The EUR/USD pair initially went sideways on Friday, but then spiked higher. The 1.1650 level offered enough resistance to turn the market around, but as I record this it looks as if we are continuing to go higher. I believe that the market will eventually go looking towards the 1.1850 level, and the pullbacks continue to offer nice buying opportunities. The bullish move on Thursday is certainly something that will continue to see momentum going towards the upside after that type of move, so I think that every time we pull back, there are going to be buyers waiting to pick up any type of value.
Buying dips
Buying dips will continue to be the way to handle this market, because quite frankly the break out was so stringent. I believe that the 1.15 level continues to be the “floor” in the market, but I would be surprised if we saw that level again. This is a market that I think will continue to be choppy, but nonetheless it will continue to find plenty of value on those pullbacks. I suspect that the 1.17 level above will be the next target, but I would be surprised if it offered any significant amount of resistance. I think that a pullback from there will only attract more attention, as the US dollar is certainly being sold off in expectation of a more dovish Federal Reserve than originally thought. I think that might be a bit of a mistake, but between now and October, when the ECB is expected to suggest its tapering program, I believe that the Euro continues to be favored over the US dollar at the very least. The one caveat of course will be the negotiations between the European Union and the United Kingdom.
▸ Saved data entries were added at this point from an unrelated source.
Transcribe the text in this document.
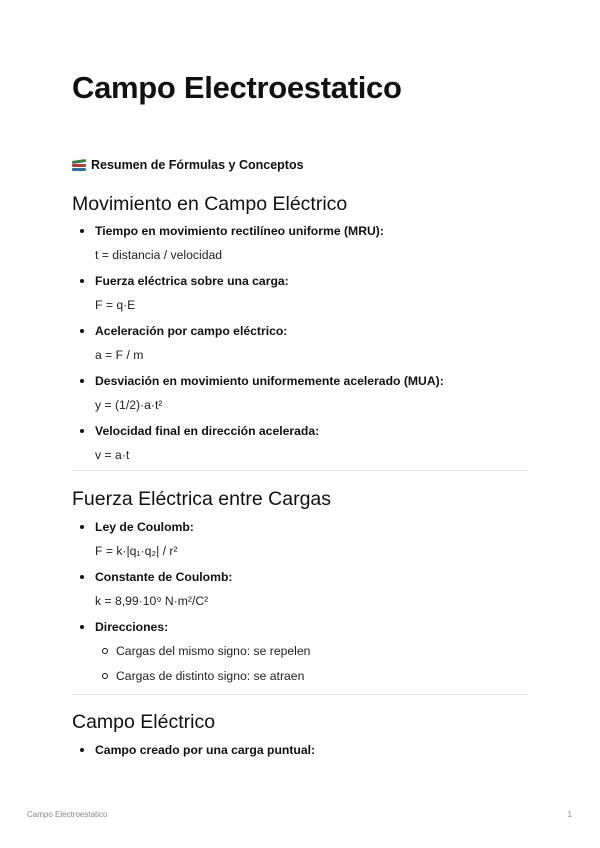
Campo Electroestatico
Resumen de Fórmulas y Conceptos
Movimiento en Campo Eléctrico
Tiempo en movimiento rectilíneo uniforme (MRU):
t = distancia / velocidad
Fuerza eléctrica sobre una carga:
F = q·E
Aceleración por campo eléctrico:
a = F / m
Desviación en movimiento uniformemente acelerado (MUA):
y = (1/2)·a·t²
Velocidad final en dirección acelerada:
v = a·t
Fuerza Eléctrica entre Cargas
Ley de Coulomb:
F = k·|q₁·q₂| / r²
Constante de Coulomb:
k = 8,99·10⁹ N·m²/C²
Direcciones:
Cargas del mismo signo: se repelen
Cargas de distinto signo: se atraen
Campo Eléctrico
Campo creado por una carga puntual:
Campo Electroestatico	1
EUR/GBP Forecast July 24, 2017, Technical Analysis

The EUR/GBP pair went sideways initially during the day on Friday but found the 24-hour exponential moving average strong enough to cause a bit of dynamic support as the market when looking for the 0.90 level. That is a large, round, psychologically significant number, and of course an area that has seen a lot of interest previously. I think if we can break above there, the market then goes to the 0.92 level after that. Between now and then, I would expect the pullbacks offer buying opportunities as we have seen a significant amount of bullish pressure on Thursday, and of course we still have the negotiations between the United Kingdom and the European Union which tends to favor the European Union, at least as far as the market see it currently.
The 0.89 level
I believe that the 0.89 level below will be a bit of a “floor” in the market, as we continue to see quite a bit of interest in that area. A pull back to there would have me becoming very aggressive in my buying of the EUR, as I believe that the British pound still has a bit to pull back in order to find enough value against the US dollar, which of course is a main measurement. Breaking above the 0.90 level will be difficult, but once it happens, I believe that the buyers will come flooding into this market as it is such an obvious area to pay attention to. We could go as high as parity, but that will be very difficult to achieve anytime soon, it will probably be a long and drawn out process over the next several years as this pair does not tend to move very quickly as history shows.